6. Sakharam Daji v. Ganu Raghu I.L.R. (1920) Bom. 683 23 Bom. L.R. 125 was also a case very similar to the present one. It was held in that case that a suit by the hereditary pujari of a temple to recover from the guravs (temple servants) offerings placed by devotees before the idol was a suit of a civil nature falling within the purview of Section 92, Civil Procedure Code, and that the claim of the pujari to share in the temple offerings amounted to asking for an appropriation of the funds for the benefit of the officiating pujari-a relief which would come within Section 92(e), Civil Procedure Code. We do not see how the facts in that case and in the case of Maganlal Bhaishankar v. Gangashankar can be distinguished from those in the present case. Following those decisions we must hold that the relief claimed by the plaintiff fell within the purview of Section 92 of the Civil Procedure Code, and as the requirements of that section have not been complied with, the suit should have been dismissed.

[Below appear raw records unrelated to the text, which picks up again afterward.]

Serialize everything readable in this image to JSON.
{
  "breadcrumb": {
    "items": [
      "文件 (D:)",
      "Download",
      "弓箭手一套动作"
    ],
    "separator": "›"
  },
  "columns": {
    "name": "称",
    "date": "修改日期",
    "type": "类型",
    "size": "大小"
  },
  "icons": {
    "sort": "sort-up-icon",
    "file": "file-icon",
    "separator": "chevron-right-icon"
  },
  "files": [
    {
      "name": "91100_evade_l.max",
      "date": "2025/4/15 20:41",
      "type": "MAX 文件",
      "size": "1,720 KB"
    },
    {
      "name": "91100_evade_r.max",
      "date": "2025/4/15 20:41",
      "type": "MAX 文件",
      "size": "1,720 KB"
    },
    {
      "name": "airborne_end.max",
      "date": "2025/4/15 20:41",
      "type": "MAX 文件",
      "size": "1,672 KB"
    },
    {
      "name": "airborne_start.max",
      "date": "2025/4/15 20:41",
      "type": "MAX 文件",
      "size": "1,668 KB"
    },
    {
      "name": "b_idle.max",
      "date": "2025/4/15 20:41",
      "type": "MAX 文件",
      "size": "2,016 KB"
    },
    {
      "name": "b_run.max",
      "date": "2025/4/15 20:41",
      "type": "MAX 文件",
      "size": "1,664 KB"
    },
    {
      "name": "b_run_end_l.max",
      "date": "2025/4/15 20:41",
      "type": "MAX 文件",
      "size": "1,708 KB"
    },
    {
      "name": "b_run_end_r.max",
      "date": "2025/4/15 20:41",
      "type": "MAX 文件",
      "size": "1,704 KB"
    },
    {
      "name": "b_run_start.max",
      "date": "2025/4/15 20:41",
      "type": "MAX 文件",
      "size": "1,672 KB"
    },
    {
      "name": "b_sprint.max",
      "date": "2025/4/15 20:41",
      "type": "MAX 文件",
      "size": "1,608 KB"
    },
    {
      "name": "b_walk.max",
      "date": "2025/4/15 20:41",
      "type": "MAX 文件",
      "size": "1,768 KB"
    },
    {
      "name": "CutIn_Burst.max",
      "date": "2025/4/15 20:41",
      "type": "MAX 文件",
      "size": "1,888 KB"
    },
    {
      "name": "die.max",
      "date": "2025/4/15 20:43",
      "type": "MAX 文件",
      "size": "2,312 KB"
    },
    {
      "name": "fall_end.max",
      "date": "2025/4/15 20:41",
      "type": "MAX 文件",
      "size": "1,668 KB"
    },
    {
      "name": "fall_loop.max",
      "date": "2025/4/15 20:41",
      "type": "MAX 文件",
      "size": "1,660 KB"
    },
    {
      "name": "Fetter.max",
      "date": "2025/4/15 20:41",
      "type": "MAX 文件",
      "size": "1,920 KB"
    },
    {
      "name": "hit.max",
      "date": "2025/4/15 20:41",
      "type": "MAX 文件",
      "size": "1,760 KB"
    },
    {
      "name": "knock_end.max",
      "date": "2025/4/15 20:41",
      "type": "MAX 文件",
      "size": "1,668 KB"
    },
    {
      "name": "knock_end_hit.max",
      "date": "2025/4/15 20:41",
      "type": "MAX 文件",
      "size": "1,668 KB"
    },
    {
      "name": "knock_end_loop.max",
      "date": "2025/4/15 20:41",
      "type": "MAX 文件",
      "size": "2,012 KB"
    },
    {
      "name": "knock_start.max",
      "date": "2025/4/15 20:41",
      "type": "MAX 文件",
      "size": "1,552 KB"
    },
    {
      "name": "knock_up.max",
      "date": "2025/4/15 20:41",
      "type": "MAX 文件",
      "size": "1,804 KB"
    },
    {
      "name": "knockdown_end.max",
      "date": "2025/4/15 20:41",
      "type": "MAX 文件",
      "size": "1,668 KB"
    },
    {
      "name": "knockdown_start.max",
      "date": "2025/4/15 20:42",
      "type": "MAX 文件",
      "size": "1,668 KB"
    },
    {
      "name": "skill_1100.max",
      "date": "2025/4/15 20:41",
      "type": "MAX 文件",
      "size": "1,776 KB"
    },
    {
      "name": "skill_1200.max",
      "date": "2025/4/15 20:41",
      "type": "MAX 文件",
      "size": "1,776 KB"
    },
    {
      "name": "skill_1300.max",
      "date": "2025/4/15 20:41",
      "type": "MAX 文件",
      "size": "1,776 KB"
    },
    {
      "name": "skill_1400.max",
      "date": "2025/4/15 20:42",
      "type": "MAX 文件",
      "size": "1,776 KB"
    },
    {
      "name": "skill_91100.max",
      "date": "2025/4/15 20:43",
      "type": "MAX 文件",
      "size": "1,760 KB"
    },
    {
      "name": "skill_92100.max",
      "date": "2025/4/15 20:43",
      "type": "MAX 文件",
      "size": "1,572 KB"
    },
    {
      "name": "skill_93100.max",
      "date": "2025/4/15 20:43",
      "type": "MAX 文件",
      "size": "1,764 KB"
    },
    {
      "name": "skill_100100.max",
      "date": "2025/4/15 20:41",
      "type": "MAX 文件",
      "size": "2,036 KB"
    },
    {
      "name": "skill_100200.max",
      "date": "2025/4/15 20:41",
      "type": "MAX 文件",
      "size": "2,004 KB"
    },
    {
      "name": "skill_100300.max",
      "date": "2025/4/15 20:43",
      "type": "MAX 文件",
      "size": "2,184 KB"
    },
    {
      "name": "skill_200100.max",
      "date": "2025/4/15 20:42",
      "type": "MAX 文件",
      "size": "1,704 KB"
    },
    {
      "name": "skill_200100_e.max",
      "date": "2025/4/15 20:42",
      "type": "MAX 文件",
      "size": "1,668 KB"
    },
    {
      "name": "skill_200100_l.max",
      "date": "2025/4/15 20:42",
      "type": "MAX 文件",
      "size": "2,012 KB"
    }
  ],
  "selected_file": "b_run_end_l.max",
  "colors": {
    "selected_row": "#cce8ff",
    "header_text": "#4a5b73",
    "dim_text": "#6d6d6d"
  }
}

7. We allow the appeal, reverse the decree of the lower appellate Court, and restore that of the trial Court dismissing the suit. The costs of the appellants will be on respondent No. 1, Sobharam.

Tyabji, J.

8. I agree that the suit falls within the terms of Section 92 of the Code of Civil Procedure. There is a trust for a public purpose of a charitable or religious nature, secondly the directions of the Court are necessary for the administration of the trust, and thirdly the reliefs sought are reliefs falling under Clauses (a), (b), (d), (e) and (g) of Section 92 of the Code of Civil Procedure. The application of this section to the facts of any particular case must depend upon the nature of the trust as well as the particular reliefs sought. It is possible that reliefs very similar in terms may in the case of one trust or institution require or involve directions of the Court in regard to the administration of the trust or institution, and may not require or involve such directions in another trust or institution. It is, therefore, natural that the dicta in the decisions may appear to be conflicting and difficult to reconcile. But for the reasons explained by my learned brother and following the main lines of the two decisions he has referred to-Sakharam Daji v. Ganu Raghu I.L.R. (1920) Bom. 683 23 Bom. L.R. 125 and Maganlal Bhaishankar v. Gangashankar (1924) S.A. No. 458 of 1922, decided by Macleod C.J. and Crump J., on November 24, 1924 (Unrep.)-the appeal ought, in my opinion, to be allowed as proposed by my learned brother.